When the Reddit community r/wallstreetbets identified and highlighted the most shorted stock on Wall Street, it set out an agenda to put pressure on hedge funds that were overly shorting stock of companies such as Bed Bath & Beyond, GameStop, and BlackBerry. As soon as the community started with GameStop, Wall Street had no choice but take note. The biggest shorter of the stock was Citadel, the hedge fund which immediately fell into debt.

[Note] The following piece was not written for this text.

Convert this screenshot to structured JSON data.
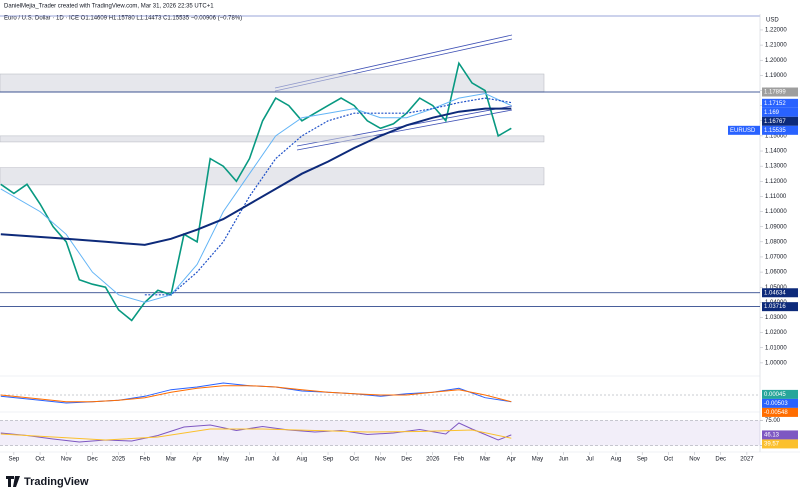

Online investment platforms rapidly scaled the charts, and Robinhood became the #1 App for iPhones with other trading apps joining it in the top 10 list for the first time, beating out popular social media apps. The story instantly went viral and memes are still circulating for millennial investors today as big publications and veteran investors continue to dissect the story across the web.

While hedge funds quickly fought back and GameStop prices fell, there is no doubt that Wall Street is finally learning the effects of trading apps and the retail traders they breed. Robinhood was quick to limit and then ban trades of GameStop stock, followed by all the other tickers tapped to be short-squeezed ($AAL, $AMC, $BB, $BBBY, $CTRM, $NOK, and more). Today, the company is facing an increasing pile of cases and class-action lawsuits levied at it for failing its promise to ‘democratize finance for all’—in a move that has been read by users as favoring the hedge funds.

In an interview with CNBC, Dan Lane, senior analyst at Freetrade stated “This is a wakeup call for Wall Street and the Square Mile that retail investor flows are meaningful and need to be taken seriously”. He elaborated to say, “If nothing else, the most recent episode should register the assertion from new retail investors that they want to be part of building their cash piles rather than handing the job off to someone else.”

Although retail traders may lack the experience of hedge funds and veteran Wall Street traders, the event proved that there is a power in an organized action against the market, and that retail traders have the ability to shape the movements of stock as well. Whether or not Robinhood will reclaim its trust and popularity from users, one thing’s for sure, the accessibility of trading today has shaped an entirely new cohort of traders influencing the market that can no longer be ignored.